The Michigan Naval Militia was founded in 1893. It is currently an unorganized naval militia of the U.S. state and is recognized as a component of the militia of Michigan. The Michigan Naval Militia, along with the Michigan National Guard and the Michigan Volunteer Defense Force, exists as one of the military components of Michigan's organized militia.

==History==
During the Spanish–American War, members of the Michigan Naval Militia, organized into the Michigan Naval Brigade, constituted the majority of the crew of . During the war, Yosemite intercepted the Spanish steamer SS Antonio Lopez, beginning the Third Battle of San Juan.

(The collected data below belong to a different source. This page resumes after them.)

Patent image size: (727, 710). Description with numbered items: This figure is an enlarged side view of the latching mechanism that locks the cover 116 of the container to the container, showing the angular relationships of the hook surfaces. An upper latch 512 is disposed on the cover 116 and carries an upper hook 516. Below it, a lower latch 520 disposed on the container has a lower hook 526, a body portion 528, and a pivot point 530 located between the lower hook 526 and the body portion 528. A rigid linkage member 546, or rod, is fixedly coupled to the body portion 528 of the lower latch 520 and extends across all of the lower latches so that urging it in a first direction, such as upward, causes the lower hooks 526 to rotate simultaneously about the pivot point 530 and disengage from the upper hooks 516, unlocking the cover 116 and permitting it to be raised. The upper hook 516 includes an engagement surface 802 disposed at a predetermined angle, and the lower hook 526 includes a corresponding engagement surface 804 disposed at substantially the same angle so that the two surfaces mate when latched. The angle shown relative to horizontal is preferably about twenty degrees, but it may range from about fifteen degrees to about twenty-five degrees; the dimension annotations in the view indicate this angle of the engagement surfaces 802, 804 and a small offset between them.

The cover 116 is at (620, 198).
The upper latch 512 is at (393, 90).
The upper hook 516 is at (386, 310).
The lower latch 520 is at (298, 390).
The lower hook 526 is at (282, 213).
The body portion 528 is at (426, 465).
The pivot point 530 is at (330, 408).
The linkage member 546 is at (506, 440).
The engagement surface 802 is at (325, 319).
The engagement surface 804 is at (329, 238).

The naval militia remained active through World War I, and included a University of Michigan division. During the war, members of the Michigan Naval Militia served in Naval Railway Battery crews on the Western Front.From 1922 through the Second World War the USS Dubuque, Patrol Gunboat 17 served as a training vessel crewed by the reservists. It was federalized in November, 1940 and after refitting at Boston Navy Yard was based at Little Creek, Virginia and trained the Naval Armed Guard crews of merchant vessels throughout the war.

==Personnel==
Naval militias are partially regulated and equipped by the federal government, and membership requirements are set in accordance with federal standards. Under 10 U.S. Code § 7854, in order to be eligible for access to "vessels, material, armament, equipment, and other facilities of the Navy and the Marine Corps available to the Navy Reserve and the Marine Corps Reserve", at least 95% of members of the naval militia must also be members of the United States Navy Reserve or the United States Marine Corps Reserve.

==Legal status==
Naval militias of U.S. states are recognized as a component of the organized militia of the United States under 10 U.S. Code §7851. Michigan law recognizes the Michigan Naval Militia as a component of the militia of Michigan. Therefore, the Michigan Legislature has the legal authority to reactivate the naval militia.